Documentário mostra Guiné Equatorial pelos olhos de escritor no exílio

por Lusa

Lisboa, 12 out 2019 (Lusa) - A vida do escritor mais traduzido da Guiné Equatorial, exilado em Espanha, é o tema de um novo documentário que, através da história de Juan Tomás Ávila, pretende levantar o véu sobre um dos países mais fechados de África.

Com estreia prevista para 23 de outubro, durante a Semana Internacional do Cinema de Valladolid (SEMINCI), "O escritor de um país sem livrarias" é o segundo documentário do jornalista catalão Marc Serena.

Serena assinou em 2015 com o também escritor catalão Pablo García Pérez de Lara o premiado "Tchindas", um filme sobre a força do Carnaval na ilha de São Vicente, centrado em Tchinda Andrade e a comunidade transexual em Cabo Verde.

"Gosto de fazer filmes que gostaria de ver. A Guiné Equatorial é o único país de África que fala espanhol, é um país novo que teve a sua independência de Espanha há 50 anos. Gostava muito de ver um filme da Guiné Equatorial, mas não consegui porque não há muitos", disse Marc Serena à agência Lusa.

O documentário nasceu da "grande vontade" do jornalista de conhecer melhor a Guiné Equatorial após ter visto `Palmeiras na neve` (2015), um filme que fala sobre o período colonial espanhol, mas cuja rodagem não foi feita no país, nem contou com atores equato-guineenses.

Por isso, pegou na história de Juan Tomás Ávila, o escritor mais traduzido da Guiné Equatorial, nascido na ilha de Ano Bom, mas que viveu boa parte da vida na capital, Malabo, até ter sido forçado, em 2011, a abandonar o país após uma greve de fome em protesto contra o regime do Presidente, Teodoro Obiang, no poder há 40 anos.

O escritor vive, desde então, em Espanha, onde já trabalhou como vendedor ambulante, enfermeiro e editor.

"A Guiné Equatorial é um dos países mais herméticos de África. É muito difícil ir lá mesmo para fazer turismo. Conseguimos fazer lá a rodagem.

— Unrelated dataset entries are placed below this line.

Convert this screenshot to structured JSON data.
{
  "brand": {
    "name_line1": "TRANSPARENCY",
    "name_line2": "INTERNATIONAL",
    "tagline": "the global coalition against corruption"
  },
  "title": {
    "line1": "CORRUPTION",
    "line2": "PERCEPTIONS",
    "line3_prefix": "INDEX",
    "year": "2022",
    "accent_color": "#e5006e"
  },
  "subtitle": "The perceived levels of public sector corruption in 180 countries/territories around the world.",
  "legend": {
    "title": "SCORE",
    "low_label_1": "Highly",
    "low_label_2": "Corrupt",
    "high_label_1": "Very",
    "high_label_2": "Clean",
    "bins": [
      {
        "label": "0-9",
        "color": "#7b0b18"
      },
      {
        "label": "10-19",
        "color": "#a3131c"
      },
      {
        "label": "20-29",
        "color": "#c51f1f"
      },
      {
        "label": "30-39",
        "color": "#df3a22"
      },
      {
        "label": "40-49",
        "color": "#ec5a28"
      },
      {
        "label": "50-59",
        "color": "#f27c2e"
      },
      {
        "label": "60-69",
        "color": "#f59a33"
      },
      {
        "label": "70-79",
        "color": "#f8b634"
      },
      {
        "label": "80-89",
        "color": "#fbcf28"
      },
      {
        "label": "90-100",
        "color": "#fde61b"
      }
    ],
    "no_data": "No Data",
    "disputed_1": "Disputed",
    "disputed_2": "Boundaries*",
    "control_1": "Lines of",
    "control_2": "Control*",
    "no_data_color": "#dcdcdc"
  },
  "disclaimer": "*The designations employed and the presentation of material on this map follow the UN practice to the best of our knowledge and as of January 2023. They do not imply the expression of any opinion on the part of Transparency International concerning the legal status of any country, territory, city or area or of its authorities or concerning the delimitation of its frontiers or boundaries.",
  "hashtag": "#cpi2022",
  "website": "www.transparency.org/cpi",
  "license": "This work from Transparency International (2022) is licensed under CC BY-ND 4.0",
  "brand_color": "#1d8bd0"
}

O documentário é o filme da volta do nosso protagonista ao país [...] Não foi fácil, trabalhámos sem muita tranquilidade", disse.

Para Marc Serena, a Guiné Equatorial é um "país muito esquecido", dando como exemplo a pouca repercussão que a rodagem do filme está a ter nomeadamente em Espanha.

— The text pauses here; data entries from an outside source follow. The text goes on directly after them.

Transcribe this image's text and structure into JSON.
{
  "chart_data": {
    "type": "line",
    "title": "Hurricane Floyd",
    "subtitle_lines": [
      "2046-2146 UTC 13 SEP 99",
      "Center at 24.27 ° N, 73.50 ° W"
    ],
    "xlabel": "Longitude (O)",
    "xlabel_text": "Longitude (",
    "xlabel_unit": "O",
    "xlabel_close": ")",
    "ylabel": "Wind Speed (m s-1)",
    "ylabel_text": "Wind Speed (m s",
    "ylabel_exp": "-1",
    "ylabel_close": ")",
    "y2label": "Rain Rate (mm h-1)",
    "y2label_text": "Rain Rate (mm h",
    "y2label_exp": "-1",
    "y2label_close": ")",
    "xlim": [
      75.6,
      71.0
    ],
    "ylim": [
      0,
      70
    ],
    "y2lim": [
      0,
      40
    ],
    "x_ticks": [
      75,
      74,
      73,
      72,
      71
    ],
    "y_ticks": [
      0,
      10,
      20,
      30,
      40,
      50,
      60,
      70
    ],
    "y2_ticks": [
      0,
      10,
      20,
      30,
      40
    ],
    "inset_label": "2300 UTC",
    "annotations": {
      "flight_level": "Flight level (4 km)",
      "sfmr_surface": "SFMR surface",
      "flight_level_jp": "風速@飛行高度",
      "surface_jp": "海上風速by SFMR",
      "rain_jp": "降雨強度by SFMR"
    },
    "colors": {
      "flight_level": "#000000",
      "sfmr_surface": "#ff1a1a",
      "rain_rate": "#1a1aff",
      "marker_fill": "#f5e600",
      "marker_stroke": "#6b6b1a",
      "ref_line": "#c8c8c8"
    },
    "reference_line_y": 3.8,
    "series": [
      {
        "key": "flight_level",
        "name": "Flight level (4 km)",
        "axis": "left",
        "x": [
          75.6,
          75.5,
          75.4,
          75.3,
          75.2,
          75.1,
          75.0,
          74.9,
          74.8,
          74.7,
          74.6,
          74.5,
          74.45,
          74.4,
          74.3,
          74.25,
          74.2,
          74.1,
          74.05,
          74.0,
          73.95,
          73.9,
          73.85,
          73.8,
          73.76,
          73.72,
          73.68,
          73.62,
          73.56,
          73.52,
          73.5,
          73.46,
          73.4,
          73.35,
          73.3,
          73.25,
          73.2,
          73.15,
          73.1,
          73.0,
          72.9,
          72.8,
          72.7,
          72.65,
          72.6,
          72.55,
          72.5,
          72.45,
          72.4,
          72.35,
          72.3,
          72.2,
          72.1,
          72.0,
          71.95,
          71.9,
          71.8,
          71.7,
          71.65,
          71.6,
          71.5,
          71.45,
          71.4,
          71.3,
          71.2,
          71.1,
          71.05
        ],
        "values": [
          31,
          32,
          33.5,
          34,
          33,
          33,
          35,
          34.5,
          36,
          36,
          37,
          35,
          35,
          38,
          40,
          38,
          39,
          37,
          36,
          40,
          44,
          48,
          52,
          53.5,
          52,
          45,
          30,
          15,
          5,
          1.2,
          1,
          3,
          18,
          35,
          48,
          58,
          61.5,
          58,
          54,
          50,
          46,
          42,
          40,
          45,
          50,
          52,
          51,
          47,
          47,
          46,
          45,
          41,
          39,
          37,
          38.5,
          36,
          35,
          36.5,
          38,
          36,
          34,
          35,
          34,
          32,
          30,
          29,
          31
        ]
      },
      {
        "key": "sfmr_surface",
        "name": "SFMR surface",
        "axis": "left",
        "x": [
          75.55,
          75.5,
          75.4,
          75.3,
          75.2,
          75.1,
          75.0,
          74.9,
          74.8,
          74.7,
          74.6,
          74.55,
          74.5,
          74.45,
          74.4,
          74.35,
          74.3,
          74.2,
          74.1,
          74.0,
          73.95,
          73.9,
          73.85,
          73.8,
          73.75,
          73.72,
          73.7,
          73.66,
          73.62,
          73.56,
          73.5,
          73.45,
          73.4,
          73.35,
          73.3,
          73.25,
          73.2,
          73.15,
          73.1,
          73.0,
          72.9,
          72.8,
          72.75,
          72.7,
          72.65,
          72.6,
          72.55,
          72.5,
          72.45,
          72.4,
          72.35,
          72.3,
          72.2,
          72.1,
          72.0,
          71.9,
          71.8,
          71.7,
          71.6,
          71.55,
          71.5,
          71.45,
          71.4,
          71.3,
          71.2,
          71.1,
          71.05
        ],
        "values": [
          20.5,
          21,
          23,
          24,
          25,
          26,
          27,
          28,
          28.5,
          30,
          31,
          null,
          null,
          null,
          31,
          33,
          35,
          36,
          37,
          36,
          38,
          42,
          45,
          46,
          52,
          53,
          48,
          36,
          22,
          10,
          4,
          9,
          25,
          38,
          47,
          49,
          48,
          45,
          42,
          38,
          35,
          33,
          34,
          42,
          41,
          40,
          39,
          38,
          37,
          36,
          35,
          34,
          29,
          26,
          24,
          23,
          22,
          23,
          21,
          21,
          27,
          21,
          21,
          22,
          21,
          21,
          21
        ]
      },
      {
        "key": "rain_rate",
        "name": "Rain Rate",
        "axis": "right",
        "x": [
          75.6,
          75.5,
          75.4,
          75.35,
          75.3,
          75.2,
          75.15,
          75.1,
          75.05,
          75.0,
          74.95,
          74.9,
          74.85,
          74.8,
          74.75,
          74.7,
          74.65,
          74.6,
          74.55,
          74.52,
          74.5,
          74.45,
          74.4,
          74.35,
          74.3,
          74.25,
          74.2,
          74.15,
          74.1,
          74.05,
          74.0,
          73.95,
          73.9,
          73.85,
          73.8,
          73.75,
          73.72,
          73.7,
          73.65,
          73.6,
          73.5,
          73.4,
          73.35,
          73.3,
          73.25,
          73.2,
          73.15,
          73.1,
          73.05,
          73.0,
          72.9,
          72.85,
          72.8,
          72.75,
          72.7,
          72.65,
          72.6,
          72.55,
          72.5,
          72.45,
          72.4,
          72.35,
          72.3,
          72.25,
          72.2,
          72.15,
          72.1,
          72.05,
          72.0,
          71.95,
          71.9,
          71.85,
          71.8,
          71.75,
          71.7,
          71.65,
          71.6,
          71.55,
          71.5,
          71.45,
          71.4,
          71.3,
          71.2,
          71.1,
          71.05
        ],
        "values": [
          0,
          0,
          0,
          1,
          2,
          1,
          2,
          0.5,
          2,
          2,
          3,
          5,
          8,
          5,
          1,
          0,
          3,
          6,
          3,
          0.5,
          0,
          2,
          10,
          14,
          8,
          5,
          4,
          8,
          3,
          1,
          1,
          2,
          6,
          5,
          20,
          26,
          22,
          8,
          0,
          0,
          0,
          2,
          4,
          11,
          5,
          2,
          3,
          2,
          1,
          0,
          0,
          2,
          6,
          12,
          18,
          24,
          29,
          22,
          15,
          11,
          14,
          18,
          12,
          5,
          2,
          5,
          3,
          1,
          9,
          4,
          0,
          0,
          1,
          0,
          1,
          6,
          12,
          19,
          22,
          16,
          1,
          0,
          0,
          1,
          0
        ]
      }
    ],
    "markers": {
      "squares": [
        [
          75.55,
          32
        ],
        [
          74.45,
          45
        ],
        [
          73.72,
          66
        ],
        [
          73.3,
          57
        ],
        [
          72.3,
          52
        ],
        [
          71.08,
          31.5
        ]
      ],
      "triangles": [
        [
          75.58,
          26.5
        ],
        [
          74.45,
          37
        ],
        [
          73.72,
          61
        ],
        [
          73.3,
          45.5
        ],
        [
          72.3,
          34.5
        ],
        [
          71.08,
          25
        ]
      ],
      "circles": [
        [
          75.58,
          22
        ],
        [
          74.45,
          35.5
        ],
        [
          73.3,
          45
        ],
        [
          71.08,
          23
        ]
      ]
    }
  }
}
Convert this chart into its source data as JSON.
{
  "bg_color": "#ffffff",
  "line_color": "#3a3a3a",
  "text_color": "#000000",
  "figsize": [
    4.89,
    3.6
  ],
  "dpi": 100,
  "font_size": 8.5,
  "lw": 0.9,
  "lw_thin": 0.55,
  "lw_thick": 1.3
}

O documentalista acredita que falar da Guiné Equatorial é "hoje ainda um tabu" em Espanha e lamenta o desconhecimento sobre a existência em África de um país que fala espanhol e que foi uma antiga colónia, bem como o desinteresse das televisões espanholas em participar na coprodução do documentário.

"A vida de Juan Tomás Ávila Laurel é uma história pessoal, política e literária muito forte. Mesmo se os seus livros não são vendidos na Guiné Equatorial, mesmo se em Espanha as pessoas não sabem que há em África literatura escrita em espanhol, há muitas pessoas no mundo que leem os seus livros, muitas universidades que estudam a sua obra", disse.

Considerando que se trata de um "personagem muito forte", Marc Serena classifica Juan Tomás Ávila Laurel como um dos "intelectuais mais relevantes contra o ditador" Teodoro Obiang.

Ávila Laurel (1966) nasceu em Ano Bom, uma pequena ilha no Atlântico pertencente à Guiné Equatorial, mas viveu sobretudo na capital, na ilha de Bioko.

Com uma dezena de livros publicados, a sua obra mais conhecida é a novela "Arde o monte durante a noite" (2009), destacando-se outros como "A Carga" (1999) e "Avião de ricos, ladrão de porcos" (2008), publicados em espanhol.

A sua mais recente novela "O juramento do monte Gurugú (2017)" foi publicada apenas em inglês e para breve está a edição de "Quando a Guiné se ia pelo mar".

O autor publica regularmente no seu blogue Malabo e na revista digital Frontera D.

"O filme pretende ver o país e a situação através dos seus olhos e dos seus livros", reforçou.

Sobre o título do documentário, Marc Serena considera que o foco na inexistência de livrarias pretende ser simbólico de uma realidade mais vasta de falta de liberdade e de acesso à cultura na Guiné Equatorial.

"A liberdade de expressão é muito difícil para os jornalistas, para as pessoas, para fazer uma manifestação. O país não tem um cinema, o teatro só é possível nos centros culturais espanhol ou francês. Os livros não chegam lá, mas há muitas pessoas com vontade de ler", disse.